FR: My life is pretty intense, and without going into private detail, a lot has happened in the past four years since “Night Eternal”, both good and bad. Some of it has changed me but my concerns as a lyrics writer are endless and will not fade. To say my subject is mankind, it would sound like poor, arrogant philosophy, an educated donkey looking up to the stars, is still a donkey. But all my research and heart is put into the way we feel, we transform, we destroy or help build everything around us, both dark and white matter, human or inhuman, after all our imagination bears fruit of many a specie.
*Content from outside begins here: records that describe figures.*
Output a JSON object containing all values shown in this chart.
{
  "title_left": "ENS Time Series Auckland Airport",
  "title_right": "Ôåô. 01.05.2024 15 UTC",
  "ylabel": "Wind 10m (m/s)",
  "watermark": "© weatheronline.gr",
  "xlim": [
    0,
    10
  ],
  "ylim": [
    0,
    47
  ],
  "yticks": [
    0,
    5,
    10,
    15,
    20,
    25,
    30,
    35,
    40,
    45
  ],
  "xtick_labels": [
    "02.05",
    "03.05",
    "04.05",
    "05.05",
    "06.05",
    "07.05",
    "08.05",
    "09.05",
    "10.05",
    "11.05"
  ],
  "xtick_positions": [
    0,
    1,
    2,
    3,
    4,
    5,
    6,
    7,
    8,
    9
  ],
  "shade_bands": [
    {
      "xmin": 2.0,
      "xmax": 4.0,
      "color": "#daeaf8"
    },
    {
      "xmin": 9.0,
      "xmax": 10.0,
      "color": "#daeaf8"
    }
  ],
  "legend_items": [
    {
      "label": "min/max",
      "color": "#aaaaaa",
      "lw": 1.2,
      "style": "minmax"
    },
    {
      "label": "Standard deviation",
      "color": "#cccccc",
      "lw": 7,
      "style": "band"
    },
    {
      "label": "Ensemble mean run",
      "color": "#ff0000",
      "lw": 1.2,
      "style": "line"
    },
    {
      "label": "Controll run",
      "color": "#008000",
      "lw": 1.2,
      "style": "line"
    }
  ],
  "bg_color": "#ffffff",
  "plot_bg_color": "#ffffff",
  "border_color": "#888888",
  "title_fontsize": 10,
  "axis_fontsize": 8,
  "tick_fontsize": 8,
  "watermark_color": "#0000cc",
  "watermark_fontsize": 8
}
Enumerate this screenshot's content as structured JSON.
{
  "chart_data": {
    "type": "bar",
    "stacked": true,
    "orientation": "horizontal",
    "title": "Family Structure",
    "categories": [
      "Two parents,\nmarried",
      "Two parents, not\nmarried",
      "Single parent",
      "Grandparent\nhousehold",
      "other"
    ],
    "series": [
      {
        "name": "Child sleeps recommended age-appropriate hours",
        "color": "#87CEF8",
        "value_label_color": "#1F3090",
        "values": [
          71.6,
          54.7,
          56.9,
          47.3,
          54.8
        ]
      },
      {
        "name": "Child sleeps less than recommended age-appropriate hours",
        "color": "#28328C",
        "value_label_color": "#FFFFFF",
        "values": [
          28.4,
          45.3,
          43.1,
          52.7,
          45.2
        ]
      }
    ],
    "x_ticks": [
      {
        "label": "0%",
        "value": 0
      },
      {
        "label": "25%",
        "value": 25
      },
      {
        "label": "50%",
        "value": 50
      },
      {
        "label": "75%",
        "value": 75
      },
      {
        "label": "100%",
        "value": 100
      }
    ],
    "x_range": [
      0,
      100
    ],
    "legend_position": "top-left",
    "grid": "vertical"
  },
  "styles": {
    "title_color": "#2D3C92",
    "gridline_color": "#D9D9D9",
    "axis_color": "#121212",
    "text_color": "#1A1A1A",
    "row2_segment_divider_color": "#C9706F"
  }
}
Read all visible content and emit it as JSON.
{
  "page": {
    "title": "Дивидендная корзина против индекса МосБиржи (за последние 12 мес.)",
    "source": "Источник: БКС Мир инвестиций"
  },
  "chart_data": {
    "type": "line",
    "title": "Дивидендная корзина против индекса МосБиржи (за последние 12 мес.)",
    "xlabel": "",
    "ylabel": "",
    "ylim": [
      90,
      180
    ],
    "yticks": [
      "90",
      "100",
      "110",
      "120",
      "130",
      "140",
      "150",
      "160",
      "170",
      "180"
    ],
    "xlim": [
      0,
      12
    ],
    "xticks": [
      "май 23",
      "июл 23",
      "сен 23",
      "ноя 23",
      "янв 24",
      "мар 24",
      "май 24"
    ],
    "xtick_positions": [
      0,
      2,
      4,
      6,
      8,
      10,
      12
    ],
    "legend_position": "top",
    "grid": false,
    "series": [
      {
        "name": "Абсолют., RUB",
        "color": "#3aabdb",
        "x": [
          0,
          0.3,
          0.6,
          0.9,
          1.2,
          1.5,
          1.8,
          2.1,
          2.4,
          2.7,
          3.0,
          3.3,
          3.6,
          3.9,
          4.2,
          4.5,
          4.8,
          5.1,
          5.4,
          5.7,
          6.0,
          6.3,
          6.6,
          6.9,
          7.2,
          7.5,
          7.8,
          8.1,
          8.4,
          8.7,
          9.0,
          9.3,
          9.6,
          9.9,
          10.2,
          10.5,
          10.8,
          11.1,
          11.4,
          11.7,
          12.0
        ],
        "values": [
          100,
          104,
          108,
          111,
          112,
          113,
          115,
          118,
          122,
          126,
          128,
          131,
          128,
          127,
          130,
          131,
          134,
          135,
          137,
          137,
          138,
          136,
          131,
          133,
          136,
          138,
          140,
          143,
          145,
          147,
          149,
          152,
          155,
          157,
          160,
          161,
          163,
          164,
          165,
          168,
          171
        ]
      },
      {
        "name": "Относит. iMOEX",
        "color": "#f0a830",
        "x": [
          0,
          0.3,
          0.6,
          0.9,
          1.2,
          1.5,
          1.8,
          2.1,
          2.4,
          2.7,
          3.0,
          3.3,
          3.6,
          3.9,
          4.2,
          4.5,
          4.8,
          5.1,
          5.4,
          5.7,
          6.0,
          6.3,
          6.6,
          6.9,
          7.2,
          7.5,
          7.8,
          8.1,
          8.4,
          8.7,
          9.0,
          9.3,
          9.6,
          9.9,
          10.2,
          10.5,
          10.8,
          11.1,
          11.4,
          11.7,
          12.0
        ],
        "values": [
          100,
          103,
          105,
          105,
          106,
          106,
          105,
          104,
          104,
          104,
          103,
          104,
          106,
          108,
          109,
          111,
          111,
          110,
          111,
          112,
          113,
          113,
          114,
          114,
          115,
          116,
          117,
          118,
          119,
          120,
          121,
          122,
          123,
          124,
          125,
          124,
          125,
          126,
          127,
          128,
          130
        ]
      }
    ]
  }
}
So it’s in the limbo between what I experience and the stubborn way we have to mystify the world that my lyrics are born. “Alpha Noir” is like screaming at your face. It’s a solar album, an Apollonian record. The dark envelope with a white letter of motivation inside with messages of self esteem at any price and beneath any oppression. It has the spirit of its time and the reaction to its time’s shortcomings. After the arena, “Omega White” is the healing room. The murmur upon the lips, the ones who left you (physically or otherwise), the lust you will never experience, the chamber of the Queen. Funny when you pick up that title as it could be in any side of the frontier between these records. Love is a blasphemy upon yourself and that’s what’s fascinating and powerful about it, that we can shed the skin of our own birthright selfishness and live in favor of the ones you love, disregarding your wish, the beast inside, the comfort zone. If hate is powerful, love comes to terms with your most intimate and delicate givings. On “Alpha” I used an image from the Bible, when Jesus enters Jerusalem on ass back to spread a new order, based on love and ends up destroying the World as it was known. Was that love or a blasphemy?

MYE:Have you ever read “The Dogs” by Rebecca Brown? It is a sort of modern bestiary. There is a very interesting chapter where the narrator is kind of freaking out  saying that even if an angel came down and explained why everything can be so horrible sometimes and promised to make it end some day that the narrator would be ok with that more than nothing. Does this reflect the human condition or only people who need an answer?

FR: We came from the Illuministic “Dare to Know” to the pragmatic and modern “Ignorance is Bliss”. We travelled a long way backwards and religion and the media helped to weave the veil into a thicker one. People are most likely afraid of the answer and that is the human condition these days, to roam the fields on an empty stomach and mind, texting on our iPhones, leaving the great teachings and concern for the dust of oblivion. I still regard highly, with an undying optimism, the advances we make as a species yet there are too much doing these days and too little thinking. Politics are the first example, how could greed overcome the basic humanist principles behind these organization of cities and countries the Greek left us before the rating agencies transformed them into a joke yuppies tell by brunch? The human condition is self-explanatory, to think of oneself should be like breeding or learning how to read. We hold the answers but fear froze us into iPad applications contentment and a never ending role-playing in our jobs, families and passions.

MYE:This many albums into a glowing career, what goals remain for Moonspell?

FR: To survive within our own terms in a business where respect towards artistry is mostly gone and a certain herd mentality took over. We have to put the bread upon the table yet we try our best for it to have the taste of not only hardness but of the sweetness that there is in living our dreams. Thanks for a great interview, see you overseas!